Neither Blessing Nor Curse

The conjunction is a magnifying glass. What it amplifies depends entirely on what it holds.

This is the principle that beginners most often miss. Because the conjunction is the most powerful aspect, there is a temptation to treat it as automatically fortunate — a kind of cosmic emphasis that makes whatever it touches more significant in a positive sense. The reality is more precise and more demanding.

A Sun–Jupiter conjunction concentrates two principles that share a common vocabulary: solar vitality and Jupiterian expansion, confidence, and generosity. The fusion tends toward abundance, broad vision, and natural authority. A Venus–Neptune conjunction blends romantic idealism with transcendent longing — luminous in art and devotion, but capable of dissolving boundaries in ways that complicate real relationships.

Now consider Mars–Saturn. Here the conjunction fuses the planet of drive, assertion, and heat with the planet of limitation, structure, and cold discipline. The result is not simply "bad" — Liz Greene would frame it as a profound tension between the impulse to act and the fear of consequence, a configuration that, when consciously inhabited, can produce extraordinary endurance and precision. But it does not feel easy, and pretending otherwise serves no one.

The same logic applies to conjunctions involving the outer planets. Pluto conjunct a personal planet does not ruin it — it transforms it, often through experiences of pressure, loss, or radical reinvention. Saturn conjunct the Ascendant does not condemn a person to heaviness; it gives the life a structural seriousness, a bone-deep awareness of limitation that can become the foundation of real authority.
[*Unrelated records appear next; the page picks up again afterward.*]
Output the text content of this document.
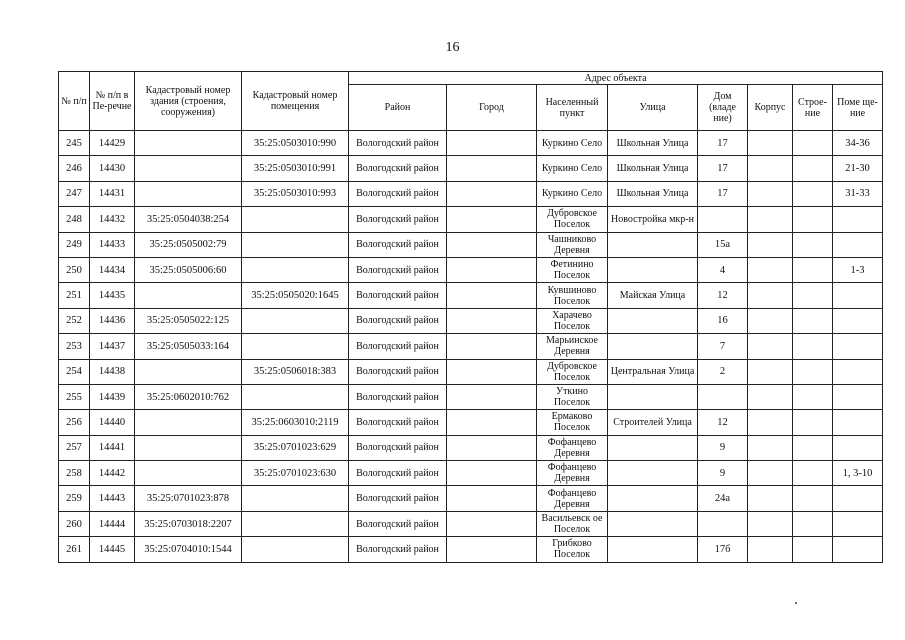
16
№ п/п	№ п/п в Пе-речне	Кадастровый номер здания (строения, сооружения)	Кадастровый номер помещения	Адрес объекта							
				Район	Город	Населенный пункт	Улица	Дом (владе ние)	Корпус	Строе-ние	Поме ще-ние
245	14429		35:25:0503010:990	Вологодский район		Куркино Село	Школьная Улица	17			34-36
246	14430		35:25:0503010:991	Вологодский район		Куркино Село	Школьная Улица	17			21-30
247	14431		35:25:0503010:993	Вологодский район		Куркино Село	Школьная Улица	17			31-33
248	14432	35:25:0504038:254		Вологодский район		Дубровское Поселок	Новостройка мкр-н				
249	14433	35:25:0505002:79		Вологодский район		Чашниково Деревня		15а			
250	14434	35:25:0505006:60		Вологодский район		Фетинино Поселок		4			1-3
251	14435		35:25:0505020:1645	Вологодский район		Кувшиново Поселок	Майская Улица	12			
252	14436	35:25:0505022:125		Вологодский район		Харачево Поселок		16			
253	14437	35:25:0505033:164		Вологодский район		Марьинское Деревня		7			
254	14438		35:25:0506018:383	Вологодский район		Дубровское Поселок	Центральная Улица	2			
255	14439	35:25:0602010:762		Вологодский район		Уткино Поселок					
256	14440		35:25:0603010:2119	Вологодский район		Ермаково Поселок	Строителей Улица	12			
257	14441		35:25:0701023:629	Вологодский район		Фофанцево Деревня		9			
258	14442		35:25:0701023:630	Вологодский район		Фофанцево Деревня		9			1, 3-10
259	14443	35:25:0701023:878		Вологодский район		Фофанцево Деревня		24а			
260	14444	35:25:0703018:2207		Вологодский район		Васильевск ое Поселок					
261	14445	35:25:0704010:1544		Вологодский район		Грибково Поселок		17б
How to Read a Conjunction in Practice

When you encounter a conjunction in a chart, three questions orient the interpretation:

Who are the planets involved? Their individual natures — their element, their traditional dignity or debility in the sign they occupy, their essential character — determine the quality of the fusion. Two planets in mutual dignity amplify each other cleanly. Two planets in signs where they struggle bring that struggle into the merger.

Is it applying or separating? An applying conjunction in a natal chart suggests a theme that was still gathering force at birth — something the person will spend years growing into. A separating conjunction points to an energy already integrated, a chapter whose groundwork was laid before conscious memory.
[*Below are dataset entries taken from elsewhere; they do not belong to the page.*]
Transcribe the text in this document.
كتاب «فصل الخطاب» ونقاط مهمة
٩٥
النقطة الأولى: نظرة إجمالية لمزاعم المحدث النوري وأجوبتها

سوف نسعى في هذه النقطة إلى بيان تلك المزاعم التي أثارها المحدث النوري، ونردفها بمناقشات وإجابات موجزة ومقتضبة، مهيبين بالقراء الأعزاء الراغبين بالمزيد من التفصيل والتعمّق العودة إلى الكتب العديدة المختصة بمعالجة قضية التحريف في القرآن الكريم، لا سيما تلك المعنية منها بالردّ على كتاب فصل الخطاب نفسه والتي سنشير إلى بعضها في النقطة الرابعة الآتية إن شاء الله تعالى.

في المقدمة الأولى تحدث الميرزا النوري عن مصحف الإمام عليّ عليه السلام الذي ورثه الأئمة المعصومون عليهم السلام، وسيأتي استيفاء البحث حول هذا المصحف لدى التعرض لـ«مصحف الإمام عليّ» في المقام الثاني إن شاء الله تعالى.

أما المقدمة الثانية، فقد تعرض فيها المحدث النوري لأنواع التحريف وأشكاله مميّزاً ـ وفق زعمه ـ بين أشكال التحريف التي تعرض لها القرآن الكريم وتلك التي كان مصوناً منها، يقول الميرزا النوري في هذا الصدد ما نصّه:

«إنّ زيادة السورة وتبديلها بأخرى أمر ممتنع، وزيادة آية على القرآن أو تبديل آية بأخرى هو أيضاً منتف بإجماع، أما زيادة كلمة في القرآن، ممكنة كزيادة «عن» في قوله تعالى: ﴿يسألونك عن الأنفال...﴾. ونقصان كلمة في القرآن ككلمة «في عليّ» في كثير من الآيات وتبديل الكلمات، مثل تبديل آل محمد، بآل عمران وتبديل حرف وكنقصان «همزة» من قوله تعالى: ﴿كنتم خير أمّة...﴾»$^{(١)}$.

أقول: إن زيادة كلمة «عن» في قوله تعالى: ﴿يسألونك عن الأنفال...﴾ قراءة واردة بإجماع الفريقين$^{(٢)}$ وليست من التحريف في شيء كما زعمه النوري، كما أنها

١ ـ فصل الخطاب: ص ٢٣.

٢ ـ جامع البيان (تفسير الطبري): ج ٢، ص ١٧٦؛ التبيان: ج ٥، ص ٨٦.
What house does the conjunction occupy, and does it rule others? The house places the fusion in a specific domain of life. A Mercury–Mars conjunction in the 3rd house speaks to communication sharpened by combativeness; the same conjunction in the 10th redirects that edge toward professional ambition and public voice.

The Oldest Aspect

There is something philosophically fitting about the conjunction being the foundation of the aspect system. Before any relationship can be described, there must first be contact — the moment two things occupy the same space and can no longer be treated as independent. Every other aspect is, in a sense, a conjunction that has been stretched apart: the opposition is two planets that once met and have moved to maximum distance; the trine and sextile are the harmonious echoes of that original union; the square is the friction of two principles that have grown into each other's way.

Dane Rudhyar, who reframed the lunation cycle as a model for all cyclic relationships, understood the conjunction as the seed moment — the point of maximum potential before differentiation. What the two planets will become together is not yet visible at 0°; it is latent, concentrated, waiting for the cycle to unfold.

That is perhaps the most useful way to hold this aspect: not as a verdict, but as a beginning. Two energies have been given to you fused. The work is to understand what they are asking of each other.

At 0°, two planets stop being a conversation and become a single, undivided voice — the rest of the chart is how you learn to speak it.